EUROPE - The whole of Southern Europe will eventually leave the euro-zone due to a general lack of competitiveness, with Greece and Portugal first in line for the exit, according to John Greenwood, chief economist at Invesco.

In a presentation at the asset manager’s annual investment seminar in Austria, Greenwood predicted Portugal would be the next to leave the common currency, with state, company and household debt pushing the country into default.

The economist also pointed out that Greece was technically already in default - “a 50% haircut is, in effect, a default” - and unit labour costs in “uncompetitive” Italy and Spain were 25% more than in Germany.

“If those countries had their own currencies, they would devalue them by that factor,” he added. “But they would also have to reduce wages and prices by 25% in the coming years.”

The economist - who helped to reform Hong Kong’s currency after its collapse in the 1980s - said painful cuts had worked then only because there had been lots of growth and little democracy in the Asian economy.

Greenwood also argued that the euro-zone had only itself to blame for the current crisis, as the Southern European states, since the inception of the common currency, had effectively been able to borrow at German rates.

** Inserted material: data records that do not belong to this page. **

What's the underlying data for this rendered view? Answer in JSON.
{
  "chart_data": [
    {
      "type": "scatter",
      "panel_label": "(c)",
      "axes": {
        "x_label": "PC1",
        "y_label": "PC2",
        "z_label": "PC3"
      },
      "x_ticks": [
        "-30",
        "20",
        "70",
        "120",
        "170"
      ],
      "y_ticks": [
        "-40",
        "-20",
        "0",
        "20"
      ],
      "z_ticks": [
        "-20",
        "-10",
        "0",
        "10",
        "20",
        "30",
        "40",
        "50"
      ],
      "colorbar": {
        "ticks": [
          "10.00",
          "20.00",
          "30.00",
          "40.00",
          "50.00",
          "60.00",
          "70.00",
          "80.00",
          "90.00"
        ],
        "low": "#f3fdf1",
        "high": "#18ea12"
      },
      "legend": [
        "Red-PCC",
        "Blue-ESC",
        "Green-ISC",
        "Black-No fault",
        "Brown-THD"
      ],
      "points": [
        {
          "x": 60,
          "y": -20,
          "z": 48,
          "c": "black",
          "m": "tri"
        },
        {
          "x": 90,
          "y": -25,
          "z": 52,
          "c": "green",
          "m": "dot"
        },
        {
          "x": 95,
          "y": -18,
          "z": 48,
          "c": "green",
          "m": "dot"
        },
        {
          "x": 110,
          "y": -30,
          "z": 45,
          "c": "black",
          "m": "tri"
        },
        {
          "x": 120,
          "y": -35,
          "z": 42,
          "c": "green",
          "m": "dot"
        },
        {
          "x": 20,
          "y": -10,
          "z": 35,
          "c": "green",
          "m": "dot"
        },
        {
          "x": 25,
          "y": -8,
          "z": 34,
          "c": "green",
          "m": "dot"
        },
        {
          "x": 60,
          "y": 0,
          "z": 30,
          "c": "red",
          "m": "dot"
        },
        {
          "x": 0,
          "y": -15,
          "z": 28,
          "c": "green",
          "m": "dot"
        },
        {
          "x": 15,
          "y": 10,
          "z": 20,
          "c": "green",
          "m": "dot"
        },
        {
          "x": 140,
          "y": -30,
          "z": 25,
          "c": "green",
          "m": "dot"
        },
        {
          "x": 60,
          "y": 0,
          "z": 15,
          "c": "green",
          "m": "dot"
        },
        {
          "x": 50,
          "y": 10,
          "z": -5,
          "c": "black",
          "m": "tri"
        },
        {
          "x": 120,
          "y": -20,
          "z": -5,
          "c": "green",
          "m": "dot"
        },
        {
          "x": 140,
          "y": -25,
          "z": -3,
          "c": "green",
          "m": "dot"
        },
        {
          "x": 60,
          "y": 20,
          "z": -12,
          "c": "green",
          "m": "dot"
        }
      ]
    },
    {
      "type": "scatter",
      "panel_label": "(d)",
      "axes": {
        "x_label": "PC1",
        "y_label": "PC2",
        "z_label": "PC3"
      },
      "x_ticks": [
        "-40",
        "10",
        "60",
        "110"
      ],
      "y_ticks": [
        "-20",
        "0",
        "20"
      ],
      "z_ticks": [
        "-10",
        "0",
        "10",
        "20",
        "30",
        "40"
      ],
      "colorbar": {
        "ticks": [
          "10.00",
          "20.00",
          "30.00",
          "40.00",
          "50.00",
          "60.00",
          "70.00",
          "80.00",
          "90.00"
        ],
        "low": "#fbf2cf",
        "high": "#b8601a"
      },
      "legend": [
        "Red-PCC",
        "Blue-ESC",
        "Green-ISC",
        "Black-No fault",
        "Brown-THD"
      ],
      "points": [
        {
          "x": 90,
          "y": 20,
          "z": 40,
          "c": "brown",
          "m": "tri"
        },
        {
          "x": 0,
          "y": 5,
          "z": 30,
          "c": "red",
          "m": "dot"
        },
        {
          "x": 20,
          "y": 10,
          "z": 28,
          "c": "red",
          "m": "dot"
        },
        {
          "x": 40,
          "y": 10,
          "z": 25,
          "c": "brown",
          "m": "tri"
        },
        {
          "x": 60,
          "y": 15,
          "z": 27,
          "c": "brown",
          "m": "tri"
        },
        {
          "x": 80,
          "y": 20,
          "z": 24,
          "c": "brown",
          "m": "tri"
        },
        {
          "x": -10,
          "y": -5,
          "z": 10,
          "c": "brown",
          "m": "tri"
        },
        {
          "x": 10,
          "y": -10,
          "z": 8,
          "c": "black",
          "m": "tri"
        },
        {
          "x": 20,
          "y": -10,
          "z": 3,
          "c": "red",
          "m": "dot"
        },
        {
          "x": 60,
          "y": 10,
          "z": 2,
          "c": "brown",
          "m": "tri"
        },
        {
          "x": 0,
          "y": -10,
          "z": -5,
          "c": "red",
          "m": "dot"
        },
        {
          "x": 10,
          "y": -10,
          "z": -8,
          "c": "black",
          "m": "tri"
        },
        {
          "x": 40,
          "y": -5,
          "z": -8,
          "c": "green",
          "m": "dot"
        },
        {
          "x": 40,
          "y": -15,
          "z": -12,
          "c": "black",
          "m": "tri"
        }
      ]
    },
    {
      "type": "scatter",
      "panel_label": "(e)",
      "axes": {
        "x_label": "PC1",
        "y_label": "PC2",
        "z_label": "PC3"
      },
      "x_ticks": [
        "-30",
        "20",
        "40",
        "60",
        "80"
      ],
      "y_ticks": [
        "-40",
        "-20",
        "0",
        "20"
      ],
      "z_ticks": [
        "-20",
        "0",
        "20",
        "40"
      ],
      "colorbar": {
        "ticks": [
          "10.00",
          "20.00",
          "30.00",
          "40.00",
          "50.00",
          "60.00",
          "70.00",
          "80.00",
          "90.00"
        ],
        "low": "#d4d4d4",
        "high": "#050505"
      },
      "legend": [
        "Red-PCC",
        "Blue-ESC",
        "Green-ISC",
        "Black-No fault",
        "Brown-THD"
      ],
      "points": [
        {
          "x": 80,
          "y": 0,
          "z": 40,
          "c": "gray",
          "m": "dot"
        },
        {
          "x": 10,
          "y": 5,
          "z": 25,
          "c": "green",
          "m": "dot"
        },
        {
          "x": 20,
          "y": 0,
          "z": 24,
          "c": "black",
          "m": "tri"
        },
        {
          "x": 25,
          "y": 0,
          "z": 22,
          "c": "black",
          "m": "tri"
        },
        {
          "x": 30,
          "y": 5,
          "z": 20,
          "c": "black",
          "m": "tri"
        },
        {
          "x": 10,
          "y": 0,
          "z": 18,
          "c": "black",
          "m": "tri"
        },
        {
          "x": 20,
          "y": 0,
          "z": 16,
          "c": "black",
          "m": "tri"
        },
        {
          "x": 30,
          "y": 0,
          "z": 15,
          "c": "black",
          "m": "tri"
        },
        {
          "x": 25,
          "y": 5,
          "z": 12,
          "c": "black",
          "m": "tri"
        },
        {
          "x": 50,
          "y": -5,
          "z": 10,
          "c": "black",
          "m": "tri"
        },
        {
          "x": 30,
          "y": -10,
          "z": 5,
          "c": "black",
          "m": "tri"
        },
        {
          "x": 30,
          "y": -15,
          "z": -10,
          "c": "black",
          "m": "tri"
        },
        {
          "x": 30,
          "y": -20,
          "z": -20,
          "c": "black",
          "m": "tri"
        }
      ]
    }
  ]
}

He said he was dubious about the introduction of Eurobonds anytime soon, as some countries would continue to “ride on Germany’s coattails”.

Greenwood also rejected the notion that countries breaking away from the euro-zone would be able to establish a “secondary euro”, as the markets would have “too little trust in them”.

However, Invesco’s economist did say the European Central Bank’s three-year lending programme for banks had created “a lot of interest” and was a “ray of sunshine”.

But other measures aimed simply at keeping the euro-zone as it was, or shifting to a full fiscal union, would not work, he said, as they “do not solve the problems of competitiveness, growth or debt repayment”.

This year, Greenwood expects a second recession in Europe with “sub-par” GDP growth, as the “Keynesian” economic stimulus of government debt reached “the end of the road”.